South Korea's Ministry of Food and Drug Safety announced this week that a "significant number" of South Korean drugs were approved for Phase III trials in 2015.

Ministry officials said 53 South Korean drugs were approved for Phase III trials, a 26% increase from 2014. The ministry also said a total of 675 drugs from South Korean and multinational drugmakers were approved for trials that would lead up to Phase III trials, compared to 652 in 2014, according to a report in the Korea Herald.

The largest number of drugs that were approved for trials, 255, were for anticancer drugs with the second-largest number, 76, being for cardiovascular drugs.

Clinical trials in South Korea are classified into Phase 0, Phase I, Phase II and Phase III. Drugs going into Phase III trials in South Korea have to be tested on non-human subjects and healthy human volunteers to "gather efficacy and toxicity information," the report said.

The South Korean ministry said the increased number of drugs approved for Phase III trials means "more drugs have a chance of being available for sale and public use," and it attributed the increase to larger investments being made in the country's strong pharmaceutical industry.

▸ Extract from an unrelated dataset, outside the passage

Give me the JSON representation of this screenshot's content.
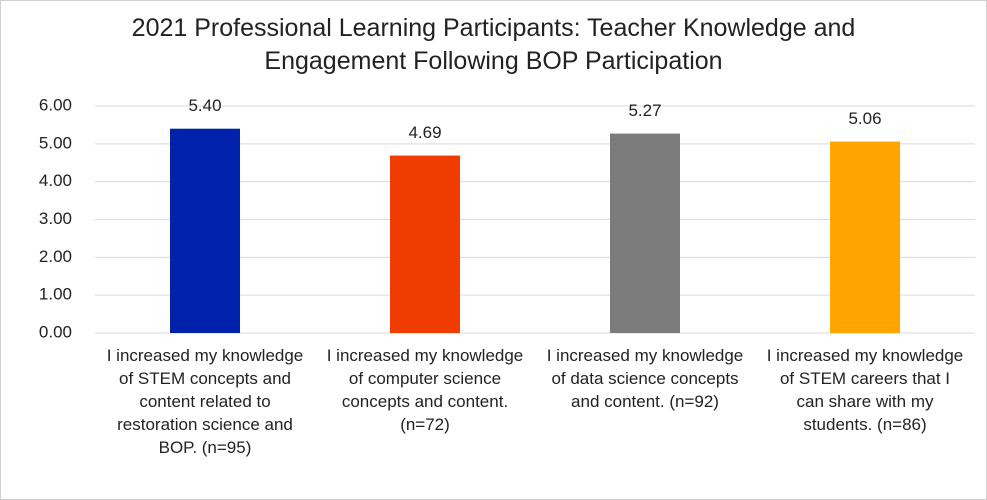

"More firms are developing antibody-drug conjugates, an emerging class of biopharmaceutical drugs designed as targeted therapy for cancer patients," the ministry said in the report.

Drugmaker Chong Kun Dang had 30 trials approved, according to the report, followed by Hanmi Pharma with 18 approvals and Ildong Pharmaceutical with 15 approvals.

Foreign drugmakers had 170 treatments approved for Phase III trials last year compared to 190 the year before.

The report added that 55% of all clinical trials took place in Seoul followed by the country's Gyeonggi province.